I can get around this by using rlang::ensym
bang-bang, which works the same in both tidy selection
f <- function(df, col) {
col <- rlang::ensym(col)
range(pull(df, !!col))
}
f(mtcars, disp)
#> [1] 71.1 472.0
f(mtcars, "disp")
#> [1] 71.1 472.0
var <- "disp"
f(mtcars, {{var}})
#> [1] 71.1 472.0
and data masking
f <- function(df, col) {
col <- rlang::ensym(col)
df <- mutate(df, new = !!col * 100)
tibble(df[1,])
}
f(mtcars, disp)
#> # A tibble: 1 × 12
#> mpg cyl disp hp drat wt qsec vs am gear carb new
#> <dbl> <dbl> <dbl> <dbl> <dbl> <dbl> <dbl> <dbl> <dbl> <dbl> <dbl> <dbl>
#> 1 21 6 160 110 3.9 2.62 16.5 0 1 4 4 16000
f(mtcars, "disp")
#> # A tibble: 1 × 12
#> mpg cyl disp hp drat wt qsec vs am gear carb new
#> <dbl> <dbl> <dbl> <dbl> <dbl> <dbl> <dbl> <dbl> <dbl> <dbl> <dbl> <dbl>
#> 1 21 6 160 110 3.9 2.62 16.5 0 1 4 4 16000
var <- "disp"
f(mtcars, {{var}})
#> # A tibble: 1 × 12
#> mpg cyl disp hp drat wt qsec vs am gear carb new
#> <dbl> <dbl> <dbl> <dbl> <dbl> <dbl> <dbl> <dbl> <dbl> <dbl> <dbl> <dbl>
#> 1 21 6 160 110 3.9 2.62 16.5 0 1 4 4 16000
contexts.
So, for me it seems the best option when writing functions that call dplyr verbs or ggplot aesthetics is to use the rlang::ensym()

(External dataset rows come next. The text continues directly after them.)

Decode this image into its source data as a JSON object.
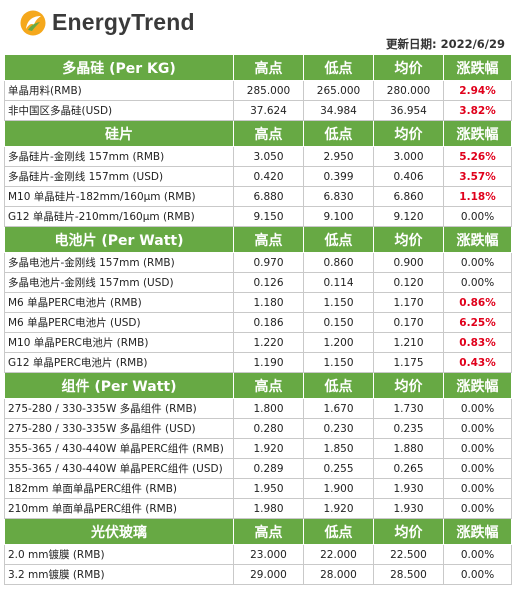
{
  "header": {
    "brand": "EnergyTrend",
    "update_label": "更新日期:",
    "update_date": "2022/6/29"
  },
  "colors": {
    "section_bg": "#67a944",
    "up": "#e0001b",
    "logo_orange": "#f5a81c",
    "logo_green": "#67a944"
  },
  "column_headers": [
    "高点",
    "低点",
    "均价",
    "涨跌幅"
  ],
  "sections": [
    {
      "title": "多晶硅 (Per KG)",
      "rows": [
        {
          "name": "单晶用料(RMB)",
          "high": "285.000",
          "low": "265.000",
          "avg": "280.000",
          "change": "2.94%",
          "up": true
        },
        {
          "name": "非中国区多晶硅(USD)",
          "high": "37.624",
          "low": "34.984",
          "avg": "36.954",
          "change": "3.82%",
          "up": true
        }
      ]
    },
    {
      "title": "硅片",
      "rows": [
        {
          "name": "多晶硅片-金刚线 157mm (RMB)",
          "high": "3.050",
          "low": "2.950",
          "avg": "3.000",
          "change": "5.26%",
          "up": true
        },
        {
          "name": "多晶硅片-金刚线 157mm (USD)",
          "high": "0.420",
          "low": "0.399",
          "avg": "0.406",
          "change": "3.57%",
          "up": true
        },
        {
          "name": "M10 单晶硅片-182mm/160μm (RMB)",
          "high": "6.880",
          "low": "6.830",
          "avg": "6.860",
          "change": "1.18%",
          "up": true
        },
        {
          "name": "G12 单晶硅片-210mm/160μm (RMB)",
          "high": "9.150",
          "low": "9.100",
          "avg": "9.120",
          "change": "0.00%",
          "up": false
        }
      ]
    },
    {
      "title": "电池片 (Per Watt)",
      "rows": [
        {
          "name": "多晶电池片-金刚线 157mm (RMB)",
          "high": "0.970",
          "low": "0.860",
          "avg": "0.900",
          "change": "0.00%",
          "up": false
        },
        {
          "name": "多晶电池片-金刚线 157mm (USD)",
          "high": "0.126",
          "low": "0.114",
          "avg": "0.120",
          "change": "0.00%",
          "up": false
        },
        {
          "name": "M6 单晶PERC电池片 (RMB)",
          "high": "1.180",
          "low": "1.150",
          "avg": "1.170",
          "change": "0.86%",
          "up": true
        },
        {
          "name": "M6 单晶PERC电池片 (USD)",
          "high": "0.186",
          "low": "0.150",
          "avg": "0.170",
          "change": "6.25%",
          "up": true
        },
        {
          "name": "M10 单晶PERC电池片 (RMB)",
          "high": "1.220",
          "low": "1.200",
          "avg": "1.210",
          "change": "0.83%",
          "up": true
        },
        {
          "name": "G12 单晶PERC电池片 (RMB)",
          "high": "1.190",
          "low": "1.150",
          "avg": "1.175",
          "change": "0.43%",
          "up": true
        }
      ]
    },
    {
      "title": "组件 (Per Watt)",
      "rows": [
        {
          "name": "275-280 / 330-335W 多晶组件 (RMB)",
          "high": "1.800",
          "low": "1.670",
          "avg": "1.730",
          "change": "0.00%",
          "up": false
        },
        {
          "name": "275-280 / 330-335W 多晶组件 (USD)",
          "high": "0.280",
          "low": "0.230",
          "avg": "0.235",
          "change": "0.00%",
          "up": false
        },
        {
          "name": "355-365 / 430-440W 单晶PERC组件 (RMB)",
          "high": "1.920",
          "low": "1.850",
          "avg": "1.880",
          "change": "0.00%",
          "up": false
        },
        {
          "name": "355-365 / 430-440W 单晶PERC组件 (USD)",
          "high": "0.289",
          "low": "0.255",
          "avg": "0.265",
          "change": "0.00%",
          "up": false
        },
        {
          "name": "182mm 单面单晶PERC组件 (RMB)",
          "high": "1.950",
          "low": "1.900",
          "avg": "1.930",
          "change": "0.00%",
          "up": false
        },
        {
          "name": "210mm 单面单晶PERC组件 (RMB)",
          "high": "1.980",
          "low": "1.920",
          "avg": "1.930",
          "change": "0.00%",
          "up": false
        }
      ]
    },
    {
      "title": "光伏玻璃",
      "rows": [
        {
          "name": "2.0 mm镀膜 (RMB)",
          "high": "23.000",
          "low": "22.000",
          "avg": "22.500",
          "change": "0.00%",
          "up": false
        },
        {
          "name": "3.2 mm镀膜 (RMB)",
          "high": "29.000",
          "low": "28.000",
          "avg": "28.500",
          "change": "0.00%",
          "up": false
        }
      ]
    }
  ]
}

bang-bang approach. However, ensym isn't mentioned at all in the Programming with dplyr or the Using ggplot2 in Packages vignettes, and while it seems like a "catch-all" solution (with the added bonus that I can use rlang::as_name()
to use the argument in standard evaluation functions), I feel like I must be missing something when other approaches are given more airtime and the rlang documentation states that " expr()
, enquo()
, and enquos()
are sufficient for most purposes but rlang provides these other operations, either for completeness or because they are useful to experts", and I'm not sure I'm much an expert in this area!
Does anyone else have any thoughts on this?